Read the passage given below and answer the following question:

Nucleophilic substitution reaction of haloalkane can be conducted according to both S_N¹ and S_N² mechanisms. However, which mechanism it is based on is related to such factors as the structure of haloalkane, and properties of leaving group, nucleophilic reagent and solvent.

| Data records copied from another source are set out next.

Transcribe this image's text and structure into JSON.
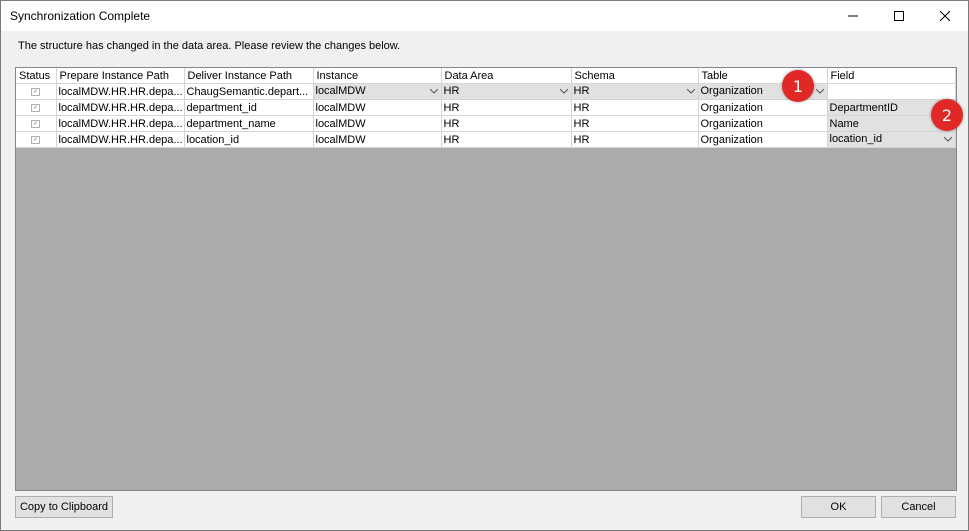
{
  "window": {
    "title": "Synchronization Complete"
  },
  "message": "The structure has changed in the data area. Please review the changes below.",
  "columns": [
    "Status",
    "Prepare Instance Path",
    "Deliver Instance Path",
    "Instance",
    "Data Area",
    "Schema",
    "Table",
    "Field"
  ],
  "rows": [
    {
      "prepare": "localMDW.HR.HR.depa...",
      "deliver": "ChaugSemantic.depart...",
      "instance": "localMDW",
      "data_area": "HR",
      "schema": "HR",
      "table": "Organization",
      "field": ""
    },
    {
      "prepare": "localMDW.HR.HR.depa...",
      "deliver": "department_id",
      "instance": "localMDW",
      "data_area": "HR",
      "schema": "HR",
      "table": "Organization",
      "field": "DepartmentID"
    },
    {
      "prepare": "localMDW.HR.HR.depa...",
      "deliver": "department_name",
      "instance": "localMDW",
      "data_area": "HR",
      "schema": "HR",
      "table": "Organization",
      "field": "Name"
    },
    {
      "prepare": "localMDW.HR.HR.depa...",
      "deliver": "location_id",
      "instance": "localMDW",
      "data_area": "HR",
      "schema": "HR",
      "table": "Organization",
      "field": "location_id"
    }
  ],
  "callouts": [
    "1",
    "2"
  ],
  "buttons": {
    "copy": "Copy to Clipboard",
    "ok": "OK",
    "cancel": "Cancel"
  },
  "icons": {
    "minimize": "minimize-icon",
    "maximize": "maximize-icon",
    "close": "close-icon",
    "dropdown": "chevron-down-icon",
    "status": "checkbox-icon"
  },
  "colors": {
    "callout": "#e02826",
    "grid_background": "#ababab",
    "window_background": "#f0f0f0"
  }
}
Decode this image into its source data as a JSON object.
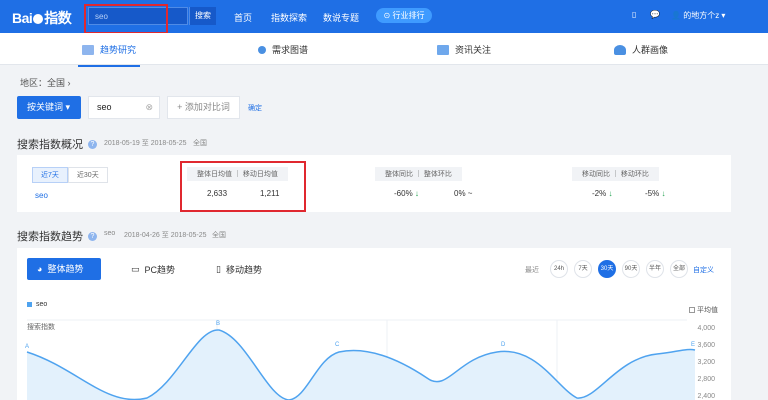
{
  "brand": {
    "logo_text": "Bai",
    "logo_text2": "指数"
  },
  "top_search": {
    "value": "seo",
    "button": "搜索"
  },
  "top_nav": [
    "首页",
    "指数探索",
    "数说专题"
  ],
  "rank_button": "⊙ 行业排行",
  "user": {
    "name": "的地方个z ▾"
  },
  "subnav": [
    {
      "label": "趋势研究",
      "color": "#1f6fe5"
    },
    {
      "label": "需求图谱",
      "color": "#1f6fe5"
    },
    {
      "label": "资讯关注",
      "color": "#4a90e2"
    },
    {
      "label": "人群画像",
      "color": "#4a90e2"
    }
  ],
  "breadcrumb": "地区：全国 ›",
  "keyword_bar": {
    "by_keyword": "按关键词 ▾",
    "keyword": "seo",
    "add_compare": "+ 添加对比词",
    "confirm": "确定"
  },
  "overview": {
    "title": "搜索指数概况",
    "range": "2018-05-19 至 2018-05-25",
    "region": "全国",
    "periods": [
      "近7天",
      "近30天"
    ],
    "keyword": "seo",
    "headers": [
      "整体日均值 ｜ 移动日均值",
      "整体同比 ｜ 整体环比",
      "移动同比 ｜ 移动环比"
    ],
    "values": {
      "overall_avg": "2,633",
      "mobile_avg": "1,211",
      "overall_yoy": "-60%",
      "overall_mom": "0%",
      "mobile_yoy": "-2%",
      "mobile_mom": "-5%"
    }
  },
  "trend": {
    "title": "搜索指数趋势",
    "keyword": "seo",
    "range": "2018-04-26 至 2018-05-25",
    "region": "全国",
    "tabs": [
      "整体趋势",
      "PC趋势",
      "移动趋势"
    ],
    "recent_label": "最近",
    "ranges": [
      "24h",
      "7天",
      "30天",
      "90天",
      "半年",
      "全部"
    ],
    "active_range": "30天",
    "custom": "自定义",
    "legend": "seo",
    "ylabel": "搜索指数",
    "avg_label": "平均值",
    "y_ticks": [
      "4,000",
      "3,600",
      "3,200",
      "2,800",
      "2,400"
    ],
    "markers": [
      "A",
      "B",
      "C",
      "D",
      "E"
    ]
  }
}
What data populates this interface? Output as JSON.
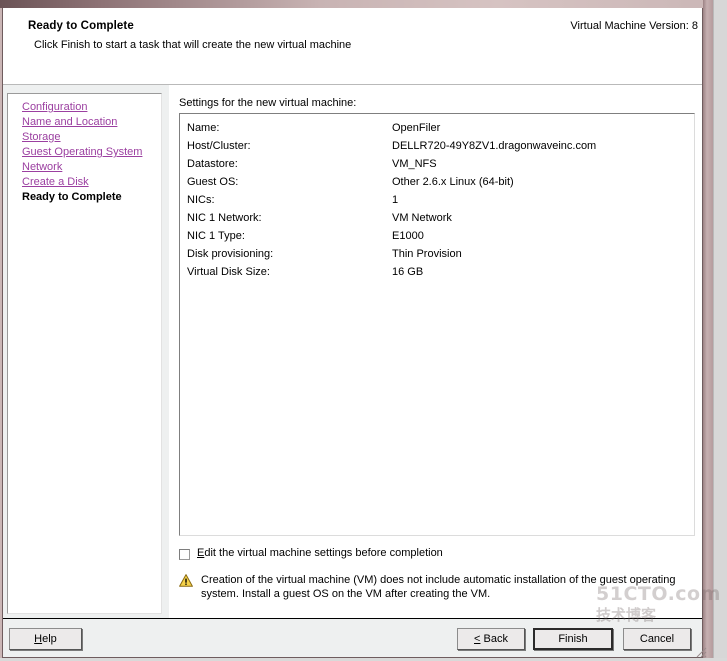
{
  "header": {
    "title": "Ready to Complete",
    "subtitle": "Click Finish to start a task that will create the new virtual machine",
    "version_label": "Virtual Machine Version: 8"
  },
  "sidebar": {
    "items": [
      {
        "label": "Configuration",
        "current": false
      },
      {
        "label": "Name and Location",
        "current": false
      },
      {
        "label": "Storage",
        "current": false
      },
      {
        "label": "Guest Operating System",
        "current": false
      },
      {
        "label": "Network",
        "current": false
      },
      {
        "label": "Create a Disk",
        "current": false
      },
      {
        "label": "Ready to Complete",
        "current": true
      }
    ]
  },
  "main": {
    "section_label": "Settings for the new virtual machine:",
    "settings": [
      {
        "label": "Name:",
        "value": "OpenFiler"
      },
      {
        "label": "Host/Cluster:",
        "value": "DELLR720-49Y8ZV1.dragonwaveinc.com"
      },
      {
        "label": "Datastore:",
        "value": "VM_NFS"
      },
      {
        "label": "Guest OS:",
        "value": "Other 2.6.x Linux (64-bit)"
      },
      {
        "label": "NICs:",
        "value": "1"
      },
      {
        "label": "NIC 1 Network:",
        "value": "VM Network"
      },
      {
        "label": "NIC 1 Type:",
        "value": "E1000"
      },
      {
        "label": "Disk provisioning:",
        "value": "Thin Provision"
      },
      {
        "label": "Virtual Disk Size:",
        "value": "16 GB"
      }
    ],
    "edit_checkbox": {
      "label_prefix": "",
      "label_accel": "E",
      "label_rest": "dit the virtual machine settings before completion",
      "checked": false
    },
    "warning": {
      "icon": "warning-triangle-icon",
      "text": "Creation of the virtual machine (VM) does not include automatic installation of the guest operating system. Install a guest OS on the VM after creating the VM."
    }
  },
  "footer": {
    "help": {
      "accel": "H",
      "rest": "elp"
    },
    "back": "< Back",
    "finish": "Finish",
    "cancel": "Cancel"
  },
  "watermark": {
    "line1": "51CTO.com",
    "line2": "技术博客"
  },
  "colors": {
    "link": "#9b3fa0",
    "warning": "#f2c14b",
    "panel": "#eef0f0",
    "titlebar": "#c8b3b3"
  }
}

Influences of halogen: No matter which mechanism the nucleophilic substitution reaction is based on, the leaving group always leave the central carbon atom with electron pair. This is just the opposite of the situation that nucleophilic reagent attacks the central carbon atom with electron pair. Therefore, the weaker the alkalinity of leaving group is, the more stable the anion formed is and it will be more easier for the leaving group to leave the central carbon atom; that is to say, the reactant is more easier to be substituted. The alkalinity order of halogen ion is I⁻ < Br⁻ < Cl⁻ < F⁻ and the order of their leaving tendency should be I⁻ > Br⁻ > Cl⁻ > F⁻. Therefore, in four halides with the same alkyl and different halogens, the order of substitution reaction rate is RI > RBr > RCl > RF. In addition, if the leaving group is very easy to leave, many carbocation intermediates are generated in the reaction and the reaction is based on S_N¹ mechanism. If the leaving group is not easy to leave, the reaction is based on S_N² a mechanism.

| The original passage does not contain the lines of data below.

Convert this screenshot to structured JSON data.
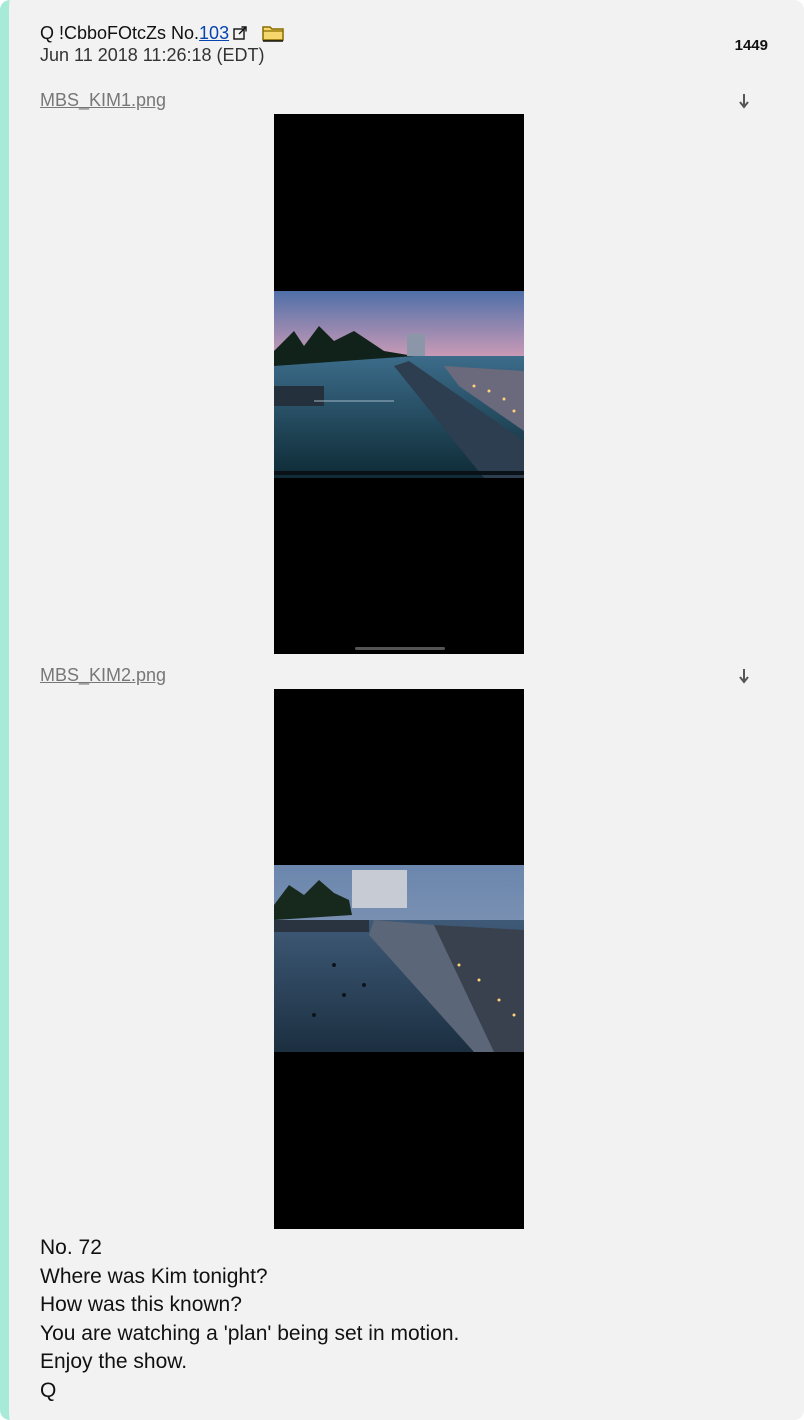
{
  "post": {
    "author": "Q !CbboFOtcZs No.",
    "number_link": "103",
    "timestamp": "Jun 11 2018 11:26:18 (EDT)",
    "count": "1449",
    "accent_color": "#a8ead8",
    "link_color": "#0645ad"
  },
  "attachments": [
    {
      "filename": "MBS_KIM1.png",
      "icon": "download-arrow-icon"
    },
    {
      "filename": "MBS_KIM2.png",
      "icon": "download-arrow-icon"
    }
  ],
  "message": {
    "lines": [
      "No. 72",
      "Where was Kim tonight?",
      "How was this known?",
      "You are watching a 'plan' being set in motion.",
      "Enjoy the show.",
      "Q"
    ]
  }
}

Influences of solvent polarity: In S_N¹ reaction, the polarity of the system increases from the reactant to the transition state, because polar solvent has a greater stabilizing effect on the transition state than the reactant, thereby reduce activation energy and accelerate the reaction. In S_N² reaction, the polarity of the system generally does not change from the reactant to the transition state and only charge dispersion occurs. At this time, polar solvent has a great stabilizing effect on Nu than the transition state, thereby increasing activation energy and slow down the reaction rate. For example, the decomposition rate (S_N¹) of tertiary chlorobutane in 25℃ water (dielectric constant 79) is 300000 times faster than in ethanol (dielectric constant 24). The reaction rate (S_N²) of 2-bromopropane and NaOH in ethanol containing 40% water is twice slower than in absolute ethanol. In a word, the level of solvent polarity has influence on both S_N¹ and S_N² reactions, but with different results. Generally speaking, weak polar solvent is favorable for S_N²reaction, while strong polar solvent is favorable for S_N¹ reaction, because only under the action of polar solvent can halogenated hydrocarbon dissociate into carbocation and halogen ion and solvents with a strong polarity is favorable for solvation of carbocation, increasing its stability. Generally speaking, the substitution reaction of tertiary haloalkane is based on S_N¹ mechanism in solvents with a strong polarity (for example, ethanol containing water).